まず、見た目が似ているもので分けるリンネの分類法があった。次に、単純な花から複雑な花へ進化したという考えに基づく分類法=新エングラー体系ができた。
ところが、その後は逆に複雑な花から単純な花へ進化したという考えに基づいて、クロンキスト体系がつくられる。
そして現在。見た目ではなく、遺伝子に基づくAPG分類体系があらわれ、見るみるうちに普及した。
たとえば、タマネギ。古くはユリ科に入っていた。その後ネギ科が設けられてそこに入れられ、今ではネギ科が廃止されてヒガンバナ科に分類されている。
タマネギも、ネギも同じ仲間だ。ずっとユリ科に属すると思っていたのだが、いつからヒガンバナ科に変わったのだろう。しかも短命とはいえ、一時ネギ科に分類されていたとは。
ネットでおさらいする。リンネの分類から新エングラー体系へ、さらにクロンキスト体系へと切り替わるのは1980年代。
やがてDNA配列の解析が進み、コンピューターも発達したことなどから、20世紀末にAPG分類体系が発表された。

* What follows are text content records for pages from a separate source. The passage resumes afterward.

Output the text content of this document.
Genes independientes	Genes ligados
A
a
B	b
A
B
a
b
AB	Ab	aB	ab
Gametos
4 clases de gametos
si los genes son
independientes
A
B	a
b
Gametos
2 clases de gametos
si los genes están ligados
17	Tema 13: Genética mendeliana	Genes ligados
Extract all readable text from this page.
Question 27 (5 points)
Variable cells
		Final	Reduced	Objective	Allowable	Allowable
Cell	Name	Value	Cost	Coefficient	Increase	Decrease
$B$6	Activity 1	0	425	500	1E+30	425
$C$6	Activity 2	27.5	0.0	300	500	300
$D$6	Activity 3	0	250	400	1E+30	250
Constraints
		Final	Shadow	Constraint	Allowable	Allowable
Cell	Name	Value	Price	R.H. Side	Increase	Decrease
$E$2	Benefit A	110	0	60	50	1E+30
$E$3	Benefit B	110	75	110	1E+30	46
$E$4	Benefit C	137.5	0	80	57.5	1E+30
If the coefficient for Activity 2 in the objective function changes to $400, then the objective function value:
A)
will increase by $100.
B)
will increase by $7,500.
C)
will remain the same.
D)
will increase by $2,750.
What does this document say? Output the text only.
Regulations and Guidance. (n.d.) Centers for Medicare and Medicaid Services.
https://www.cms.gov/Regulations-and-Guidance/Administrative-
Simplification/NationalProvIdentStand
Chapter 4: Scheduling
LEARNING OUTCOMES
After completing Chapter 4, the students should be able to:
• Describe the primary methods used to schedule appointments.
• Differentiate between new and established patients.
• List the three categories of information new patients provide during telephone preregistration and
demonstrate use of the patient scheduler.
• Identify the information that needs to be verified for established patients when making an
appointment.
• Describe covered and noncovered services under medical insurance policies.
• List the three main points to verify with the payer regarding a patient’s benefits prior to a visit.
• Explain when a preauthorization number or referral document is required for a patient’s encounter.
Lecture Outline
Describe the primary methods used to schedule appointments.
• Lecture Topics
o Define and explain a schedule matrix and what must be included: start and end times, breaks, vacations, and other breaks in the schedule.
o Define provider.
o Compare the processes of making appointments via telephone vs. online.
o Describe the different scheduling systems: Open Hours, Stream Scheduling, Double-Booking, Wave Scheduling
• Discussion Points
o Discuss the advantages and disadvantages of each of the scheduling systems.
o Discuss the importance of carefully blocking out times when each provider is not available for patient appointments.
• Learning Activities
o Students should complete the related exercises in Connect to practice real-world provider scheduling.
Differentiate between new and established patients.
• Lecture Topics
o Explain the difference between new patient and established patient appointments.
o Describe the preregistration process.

とすれば、タマネギに限らない。その仲間もヒガンバナ科に変わっているはず。まずはウィキペディアのネギをチェックする。ユリ科ネギ属からヒガンバナ科ネギ属に変わっていた。
ヒガンバナ科への変更を知って初めての日曜日(12月15日)、夏井川渓谷にある隠居の庭から三春ネギを引っこ抜いた=写真。
ヒガンバナ科では有毒のヒガンバナを思い出してしまう。古い知識に染まった頭は、どうしてもユリ根に通じるユリ科へと傾く。ネギを見ながらあらためてそう思った。
ニンニクも、ラッキョウもヒガンバナ科、ノビルも同じだ。ネギは科と属の間にネギ亜科が入る。ニンニクなども、そうらしい。
亜科というのは科の下位に位置するといわれても、よくわからない。科に限りなく近い、つまりネギ科と呼んでもいい近さ、ということなのか。
それはともかく、植物学的分類は20世紀と21世紀とでは全く違う。その証拠に牧野植物図鑑も、ネットで検索すると最新版はAPG分類、とあった。
古さびた脳でも最新版、つまりは21世紀型知識についていくくらいの軟らかさは持ち続けていたい。